Les patrons de l’ETRHB et de Cevital, les deux plus grands groupes privés en Algérie, nourrissent la même ambition : devenir le chef de tous les entrepreneurs algériens. Pour ce faire, ils doivent conquérir le trône du Forum de Chefs d’entreprises (FCE), la principale organisation patronale en Algérie. Mais ce duel n’est pour le moment pas annoncé officiellement.

En effet, seul Ali Haddad a affiché publiquement sa volonté de succéder à Réda Hamiani, l’ex homme fort du FCE. Ali Haddad étend depuis des années ses tentacules dans les arcanes du pouvoir. Il est, d’abord, le businessman  le plus proche du régime algérien. Ses amitiés avec Saïd Bouteflika et de nombreux autres acteurs du cercle présidentiel ont fait de lui un homme très influent. Propriétaire d’une chaîne de télévision, Dzair TV, et de deux quotidiens nationaux, Ali Haddad a joué un rôle clé dans le financement de la campagne électorale pour le 4e mandat. Réputé pour être un homme d’intrigues, il est accusé d’avoir joué un rôle déterminant dans plusieurs manœuvres politiciennes pour enrôler le maximum d’hommes d’affaires dans le camp des Bouteflika. Véritable capitaine d’industrie aux ambitions dévorantes, Ali Haddad étend son pouvoir, et sa fortune, à une vitesse impressionnante.
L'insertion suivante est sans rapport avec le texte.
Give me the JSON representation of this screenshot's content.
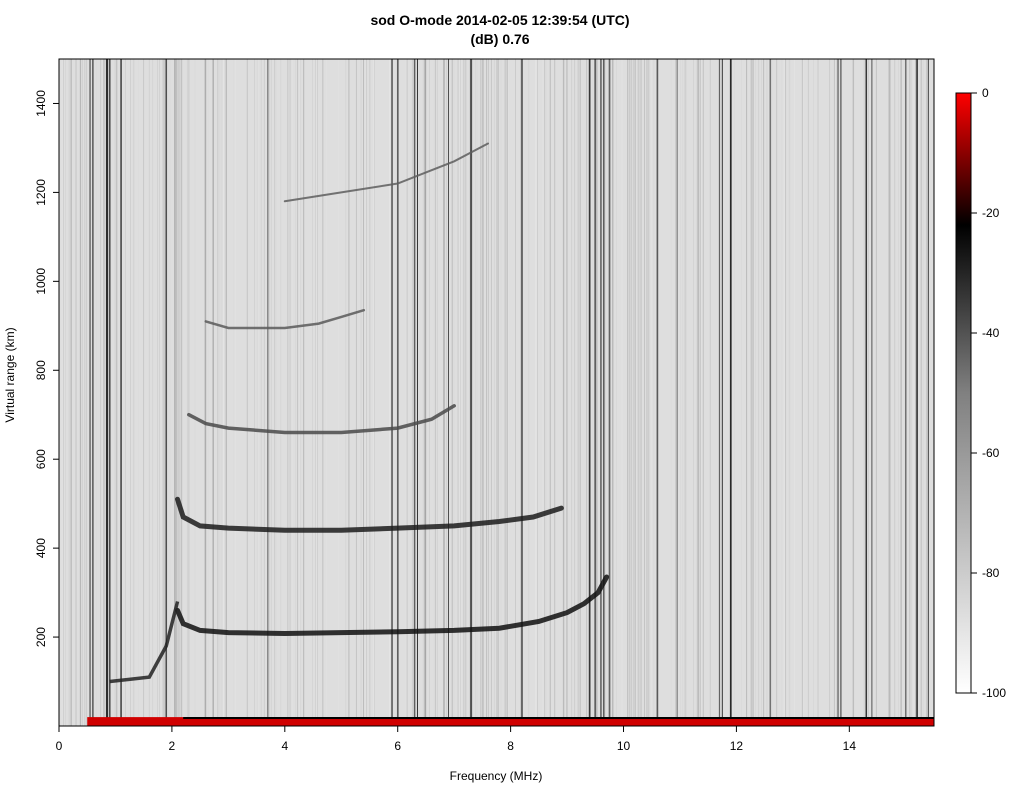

A l’opposé d’Isaad Rebrab qui s’est éclipsé ces 4 dernières années. La plupart de ses investissements comme le fameux Port de Cap Djenet ou le complexe sidérurgique de Bellara à Jijel, ont été ralentis ou empêchés par les autorités politiques. Le premier Algérien a faire son entrée dans le club très fermé des milliardaires africains de Forbes ne semble plus être dans les bonnes grâces du régime algérien. Bien au contraire, il a affiché son opposition à la réélection d’Abdelaziz Bouteflika et à la reconduction du statu-quo en quittant précipitamment le FCE en pleine compagne électorale. Il avait, d’ailleurs, à l’époque insinué qu’il était victime de pressions politiques fomentées et alimentées par son concurrent, et désormais ennemi, Isaad Rebrab.

De nombreuses sources au sein du FCE et plusieurs entrepreneurs algériens très informés des dessous des tractations économiques avouent qu’une véritable guerre oppose les deux hommes. Selon nos sources, Rebrab a été sollicité par de nombreux membres du FCE qui refusent de voir leur organisation devenir un simple satellite du  régime sous la coupe d’Ai Haddad. Mais le patron de Cevital n’a pas fait connaître ses intentions officiellement. Il conduit juste clandestinement des tractations avec ses principaux soutiens pour réfléchir sur la position à adopter avant la clôture des dépôts de candidatures, prévue pour le 26 ou le 27 du mois en cours.

Il faut savoir que Rebrab n’a jamais déposé sa lettre de démission au FCE.  Il a uniquement gelé ses cotisations, nous apprennent nos sources. Pour être à nouveau éligible, il lui suffit de mettre à jour ses cotisations. En plus, les 40 signatures nécessaires pour soutenir une candidature au poste de président du FCE ne causent aucun problème à Rebrab. Nos sources assurent que ces signatures ont d’ores et déjà été réunies. Selon d’autres indiscrétions, Rebrab risque d’annoncer sa candidature dans les jours à venir. Quoi qu’il en soit, le match Isaad Rebrab Vs Ali Haddad semble avoir bel et bien commencé.